Ibeth Carpenter has been in hospital care for weeks now. The 52-year-old EMT started feeling sick in early March after transporting a patient in Cleveland, Oklahoma.
“My wife complained that day about this patient who was coughing all over them she said, and it was very nasty,” said Ibeth’s husband, Paul.
She developed a terrible cough herself, and a persistent fever that wouldn’t go away.
But Paul said doctors she first saw sent her home with ibuprofen.
“The doctor even said, ‘If I had any suspicion that she might have the coronavirus I wouldn’t be sitting here unprotected,’” he said.
When symptoms worsened, she went back, and was finally diagnosed with COVID-19.
The disease was so severe, Ibeth was put into an induced coma as they tried to loosen the liquid in her lungs.
“Frightening.
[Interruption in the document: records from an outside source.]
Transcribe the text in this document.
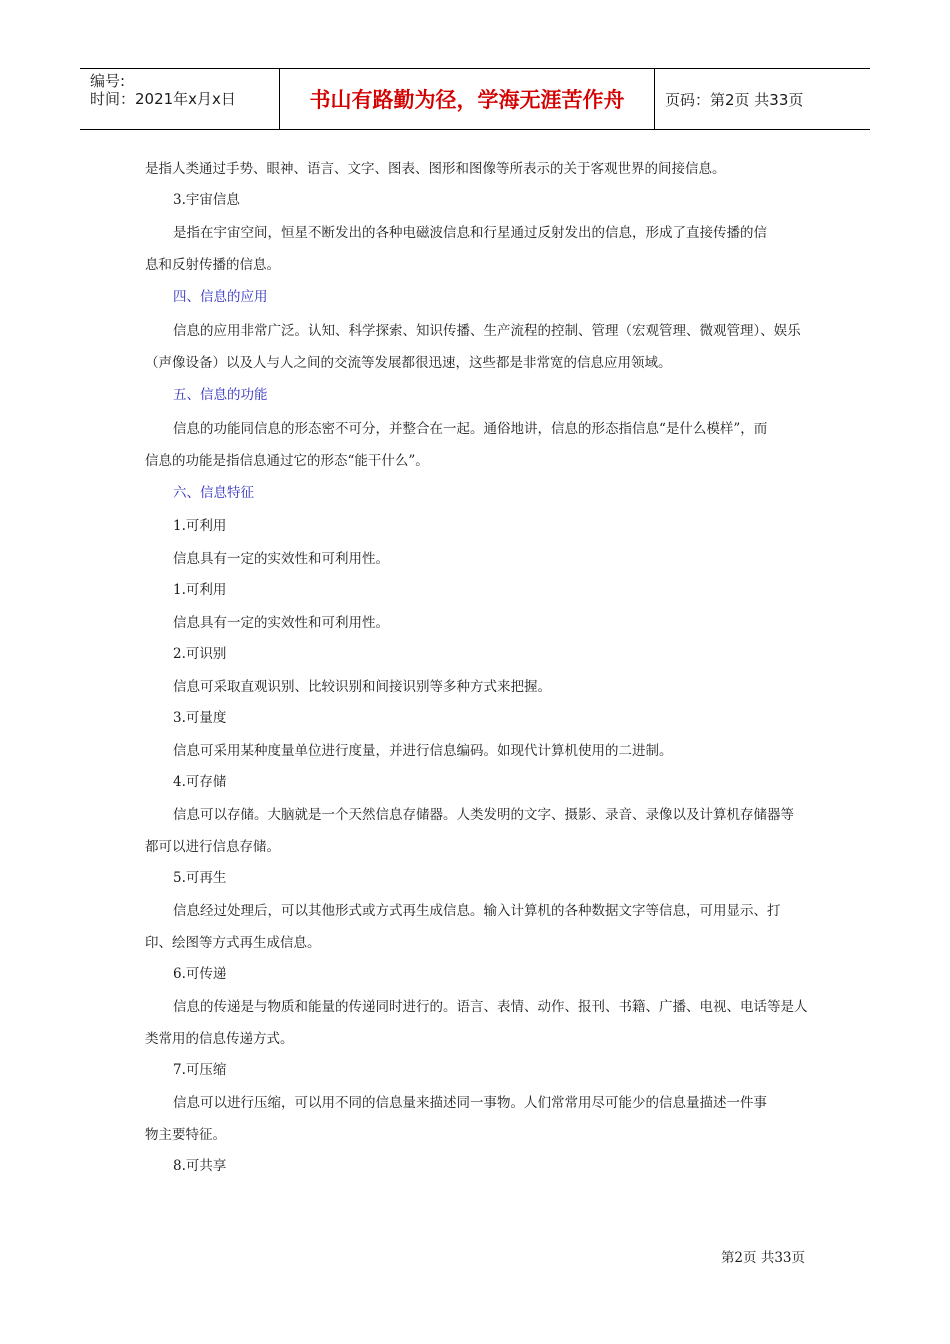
编号:
时间：2021年x月x日	书山有路勤为径，学海无涯苦作舟	页码：第2页 共33页
是指人类通过手势、眼神、语言、文字、图表、图形和图像等所表示的关于客观世界的间接信息。
3.宇宙信息
是指在宇宙空间，恒星不断发出的各种电磁波信息和行星通过反射发出的信息，形成了直接传播的信
息和反射传播的信息。
四、信息的应用
信息的应用非常广泛。认知、科学探索、知识传播、生产流程的控制、管理（宏观管理、微观管理）、娱乐
（声像设备）以及人与人之间的交流等发展都很迅速，这些都是非常宽的信息应用领域。
五、信息的功能
信息的功能同信息的形态密不可分，并整合在一起。通俗地讲，信息的形态指信息“是什么模样”，而
信息的功能是指信息通过它的形态“能干什么”。
六、信息特征
1.可利用
信息具有一定的实效性和可利用性。
1.可利用
信息具有一定的实效性和可利用性。
2.可识别
信息可采取直观识别、比较识别和间接识别等多种方式来把握。
3.可量度
信息可采用某种度量单位进行度量，并进行信息编码。如现代计算机使用的二进制。
4.可存储
信息可以存储。大脑就是一个天然信息存储器。人类发明的文字、摄影、录音、录像以及计算机存储器等
都可以进行信息存储。
5.可再生
信息经过处理后，可以其他形式或方式再生成信息。输入计算机的各种数据文字等信息，可用显示、打
印、绘图等方式再生成信息。
6.可传递
信息的传递是与物质和能量的传递同时进行的。语言、表情、动作、报刊、书籍、广播、电视、电话等是人
类常用的信息传递方式。
7.可压缩
信息可以进行压缩，可以用不同的信息量来描述同一事物。人们常常用尽可能少的信息量描述一件事
物主要特征。
8.可共享
第2页 共33页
It’s frightening,” Paul said, unwilling to consider the worst case scenarios.
Miraculously, her condition has improved, but now, she’s facing a new battle.
Ibeth’s company’s insurance denied her claim for worker’s compensation, saying it’s not responsible for ordinary diseases to which the general public is exposed.
However her attorney, Brandon Burton, said not only is it not an ordinary disease, but people in her job are not the same as the general public.
“With respect to which the general public is exposed, well, general public’s not required to transport people who have contracted the virus in ambulances to the hospital like this EMT was,” Burton said. “Especially when there’s a shelter in place, the general public’s at least hopefully not exposed to the same virus.”
He filed a case on her behalf with the Oklahoma’s Worker’s Compensation Commission.
In the meantime, her husband just wants her focused on her health.
“I just thank God she’s alive and want her to be focused on recovering and eating and exercising and drinking and getting well and getting strong,” Paul said.